The new three-story building on Crenshaw Boulevard stands on a plot of land that long frustrated former Los Angeles City Councilman Bernard Parks. He tried many ways to get something substantial built there. Now, it will have a school that hopes to share its multi-purpose room with the local Neighborhood Council if it wants to hold meetings there, or offer it as a regular place for voting during elections.
“We want the school to be a part of the community,” Hudnut said. “I think they are now seeing the value of having a school here.”
The school offers a great view of the neighborhood, including downtown Los Angeles and nearby Crenshaw High School, where school board member George McKenna will now have offices in the rooms they previously occupied.
The school has a computer lab, and nearly a one-to-one ratio of Chromebooks and computers per student. The library holds comfortable lounge furniture and new books from a fundraiser last year and was created for no charge by noted interior designer Bridgid Coulter.
Classrooms have interconnected doors so teachers can more easily work together. There is an art room, a science lab and something else they’ve never had before: a teacher’s lounge.

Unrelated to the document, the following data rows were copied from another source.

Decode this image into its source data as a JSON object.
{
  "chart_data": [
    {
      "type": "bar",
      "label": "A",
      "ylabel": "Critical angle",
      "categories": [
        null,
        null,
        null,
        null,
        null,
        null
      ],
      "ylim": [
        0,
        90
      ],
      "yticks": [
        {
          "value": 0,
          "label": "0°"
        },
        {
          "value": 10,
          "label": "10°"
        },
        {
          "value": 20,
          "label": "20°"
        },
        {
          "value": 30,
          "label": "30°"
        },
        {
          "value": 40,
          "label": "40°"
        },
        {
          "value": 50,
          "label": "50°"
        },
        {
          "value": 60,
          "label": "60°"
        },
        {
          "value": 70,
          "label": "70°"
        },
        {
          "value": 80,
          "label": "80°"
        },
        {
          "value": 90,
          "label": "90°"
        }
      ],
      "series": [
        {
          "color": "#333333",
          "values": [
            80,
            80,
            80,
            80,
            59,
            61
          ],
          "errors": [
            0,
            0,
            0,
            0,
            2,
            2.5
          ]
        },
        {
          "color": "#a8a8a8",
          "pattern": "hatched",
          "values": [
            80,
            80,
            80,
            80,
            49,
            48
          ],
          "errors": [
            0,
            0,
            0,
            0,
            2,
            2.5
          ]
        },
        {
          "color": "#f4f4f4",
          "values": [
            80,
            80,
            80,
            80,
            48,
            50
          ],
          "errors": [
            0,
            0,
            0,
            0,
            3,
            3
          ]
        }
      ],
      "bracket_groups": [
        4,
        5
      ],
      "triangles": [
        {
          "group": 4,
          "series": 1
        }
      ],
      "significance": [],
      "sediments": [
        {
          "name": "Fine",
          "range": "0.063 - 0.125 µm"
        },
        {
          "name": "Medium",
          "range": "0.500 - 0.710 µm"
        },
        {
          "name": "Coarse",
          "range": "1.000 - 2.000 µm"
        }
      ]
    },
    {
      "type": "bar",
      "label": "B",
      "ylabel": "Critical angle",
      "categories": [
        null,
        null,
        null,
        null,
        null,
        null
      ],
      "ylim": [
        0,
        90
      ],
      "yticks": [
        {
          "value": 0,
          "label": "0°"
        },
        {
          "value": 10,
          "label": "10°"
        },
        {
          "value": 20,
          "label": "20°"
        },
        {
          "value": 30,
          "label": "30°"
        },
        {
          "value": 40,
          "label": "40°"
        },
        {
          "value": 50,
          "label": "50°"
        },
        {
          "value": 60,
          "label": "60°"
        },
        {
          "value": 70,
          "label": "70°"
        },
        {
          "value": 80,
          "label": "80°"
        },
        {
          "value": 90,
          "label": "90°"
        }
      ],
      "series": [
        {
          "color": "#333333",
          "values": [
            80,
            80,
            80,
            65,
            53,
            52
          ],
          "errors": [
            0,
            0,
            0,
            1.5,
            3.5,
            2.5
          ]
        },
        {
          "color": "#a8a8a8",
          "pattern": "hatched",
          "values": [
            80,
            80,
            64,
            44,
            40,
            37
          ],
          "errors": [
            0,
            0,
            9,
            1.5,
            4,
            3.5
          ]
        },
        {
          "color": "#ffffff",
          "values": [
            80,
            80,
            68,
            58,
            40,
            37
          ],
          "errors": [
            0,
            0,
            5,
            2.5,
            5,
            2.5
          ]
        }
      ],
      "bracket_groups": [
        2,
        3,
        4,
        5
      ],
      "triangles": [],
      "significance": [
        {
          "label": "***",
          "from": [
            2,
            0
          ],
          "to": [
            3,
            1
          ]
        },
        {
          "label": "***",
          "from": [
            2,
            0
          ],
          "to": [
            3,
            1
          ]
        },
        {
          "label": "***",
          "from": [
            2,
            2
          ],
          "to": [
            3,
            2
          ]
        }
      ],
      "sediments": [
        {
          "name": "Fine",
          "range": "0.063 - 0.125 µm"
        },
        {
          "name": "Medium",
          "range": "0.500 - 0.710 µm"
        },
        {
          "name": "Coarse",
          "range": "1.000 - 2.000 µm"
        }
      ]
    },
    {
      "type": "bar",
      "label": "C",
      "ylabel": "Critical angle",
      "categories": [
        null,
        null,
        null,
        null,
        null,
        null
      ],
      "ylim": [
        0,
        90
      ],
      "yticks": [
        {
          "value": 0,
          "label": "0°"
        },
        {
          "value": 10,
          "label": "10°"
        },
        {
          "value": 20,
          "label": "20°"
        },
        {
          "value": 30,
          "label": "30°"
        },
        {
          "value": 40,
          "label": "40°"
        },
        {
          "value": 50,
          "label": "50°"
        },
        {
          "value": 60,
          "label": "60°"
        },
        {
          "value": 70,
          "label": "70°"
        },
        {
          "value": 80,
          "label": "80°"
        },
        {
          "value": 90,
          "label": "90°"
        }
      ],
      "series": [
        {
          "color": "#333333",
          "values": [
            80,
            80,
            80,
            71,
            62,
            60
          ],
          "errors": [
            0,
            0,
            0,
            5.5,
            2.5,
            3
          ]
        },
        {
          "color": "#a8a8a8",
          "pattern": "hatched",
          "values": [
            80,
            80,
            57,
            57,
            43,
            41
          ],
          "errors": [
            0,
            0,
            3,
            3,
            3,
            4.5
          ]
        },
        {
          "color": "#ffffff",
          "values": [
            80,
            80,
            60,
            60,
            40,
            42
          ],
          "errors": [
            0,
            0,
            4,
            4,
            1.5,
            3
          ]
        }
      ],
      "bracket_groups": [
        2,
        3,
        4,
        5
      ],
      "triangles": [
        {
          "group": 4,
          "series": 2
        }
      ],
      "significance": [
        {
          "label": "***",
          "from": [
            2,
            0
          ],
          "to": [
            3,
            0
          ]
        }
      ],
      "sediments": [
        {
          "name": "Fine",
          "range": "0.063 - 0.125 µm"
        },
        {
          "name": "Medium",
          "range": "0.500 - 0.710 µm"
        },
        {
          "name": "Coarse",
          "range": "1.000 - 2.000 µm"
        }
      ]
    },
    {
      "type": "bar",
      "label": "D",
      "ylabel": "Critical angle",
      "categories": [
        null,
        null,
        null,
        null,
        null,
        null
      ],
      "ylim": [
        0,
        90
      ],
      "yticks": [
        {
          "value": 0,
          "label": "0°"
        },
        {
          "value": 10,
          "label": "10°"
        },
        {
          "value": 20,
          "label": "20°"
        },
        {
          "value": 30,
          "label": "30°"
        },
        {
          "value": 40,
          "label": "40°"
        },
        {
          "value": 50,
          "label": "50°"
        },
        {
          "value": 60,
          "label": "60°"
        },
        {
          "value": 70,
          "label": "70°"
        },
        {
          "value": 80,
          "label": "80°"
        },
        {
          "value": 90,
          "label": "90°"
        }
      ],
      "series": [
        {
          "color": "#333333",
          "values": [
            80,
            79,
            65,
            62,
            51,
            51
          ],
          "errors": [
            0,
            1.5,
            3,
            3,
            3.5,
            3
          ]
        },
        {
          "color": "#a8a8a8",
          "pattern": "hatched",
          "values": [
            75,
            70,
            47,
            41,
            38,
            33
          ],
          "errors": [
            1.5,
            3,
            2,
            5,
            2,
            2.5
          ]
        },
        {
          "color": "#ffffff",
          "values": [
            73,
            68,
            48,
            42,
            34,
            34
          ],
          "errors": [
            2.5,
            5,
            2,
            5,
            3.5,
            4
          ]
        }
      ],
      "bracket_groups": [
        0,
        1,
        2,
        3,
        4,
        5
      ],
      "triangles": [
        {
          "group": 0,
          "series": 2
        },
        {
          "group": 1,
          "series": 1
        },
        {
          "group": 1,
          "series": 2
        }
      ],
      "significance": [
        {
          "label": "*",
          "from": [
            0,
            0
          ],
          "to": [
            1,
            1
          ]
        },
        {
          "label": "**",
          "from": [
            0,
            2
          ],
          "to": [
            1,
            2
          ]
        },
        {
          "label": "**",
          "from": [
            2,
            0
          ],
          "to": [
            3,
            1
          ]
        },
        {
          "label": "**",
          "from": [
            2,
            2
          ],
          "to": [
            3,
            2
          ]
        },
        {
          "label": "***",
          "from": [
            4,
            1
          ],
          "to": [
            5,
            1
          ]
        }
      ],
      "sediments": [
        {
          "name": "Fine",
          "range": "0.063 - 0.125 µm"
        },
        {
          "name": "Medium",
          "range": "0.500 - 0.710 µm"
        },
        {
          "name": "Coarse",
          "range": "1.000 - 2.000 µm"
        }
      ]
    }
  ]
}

The multipurpose room serves as a gym with lines for volleyball and basketball, a stage with an auditorium that can seat 500 and a cafeteria for the K-8th graders.
“The students have already taken a lot of pride of ownership,” Dunigan said.
Although the racial mix of students hasn’t changed much since Dunigan started working at the school in 1999 (with about 90 percent African-American and the rest a mix of Latino and white), the socio-economic ratio has changed dramatically.
“We used to have more children of doctors and lawyers and business people,” Hudnut said. “We had about 20 percent eligible for free lunch when we first started, and now it’s about 85 percent.”
The downturn in the economy hurt both the neighborhood and ICEF, so when Hudnut took over, he sought help from the philanthropic community. Former Los Angeles mayor and former California Secretary of Education Richard Riordan joined the board and helped raise money. Then, Hudnut made judicious cuts.
ICEF pared down the number of schools and students it once served. Hudnut received help from the non-profit charter group Ex Ed, and the Weingart, Ahmanson, the W. M. Keck and Parsons foundations, among others. Parents donated money, and some even shared their retirement accounts.
“I had to make hard cuts, like a favorite art program, and I love the arts,” Hudnut said. “I just told the teachers, ‘You are the educators, so you do the teaching, and let me figure out how to keep up the payroll.’ I don’t think anyone really knew how bad it was.”
And just as they thought they were close to being in the clear, they found a stack of unpaid bills, to the tune of $700,000, in the desk of a laid-off employee.
“It seemed like we couldn’t get out from under it, and ICEF was getting a bad reputation for not paying its bills, but we have worked to improve that,” Hudnut said. “We couldn’t have done it alone.”
Hudnut credits the support of Pastor Timm Cyrus of the Angeles Mesa Presbyterian Church where they shared space for the school since the beginning. He will help make the dedication of the new building on Saturday.
There is a waiting list to get into the school, that now holds about 1,000. But they hope to grow, and ICEF has plans to start buildings for other schools soon.
“This is a true community effort that this school is here, so we hope everyone will come out to see it,” Hudnut said.
The public is invited to the open house, which starts at 10 a.m. on Saturday at the school, 5311 South Crenshaw Boulevard. They have an engraved shovel ready for the occasion.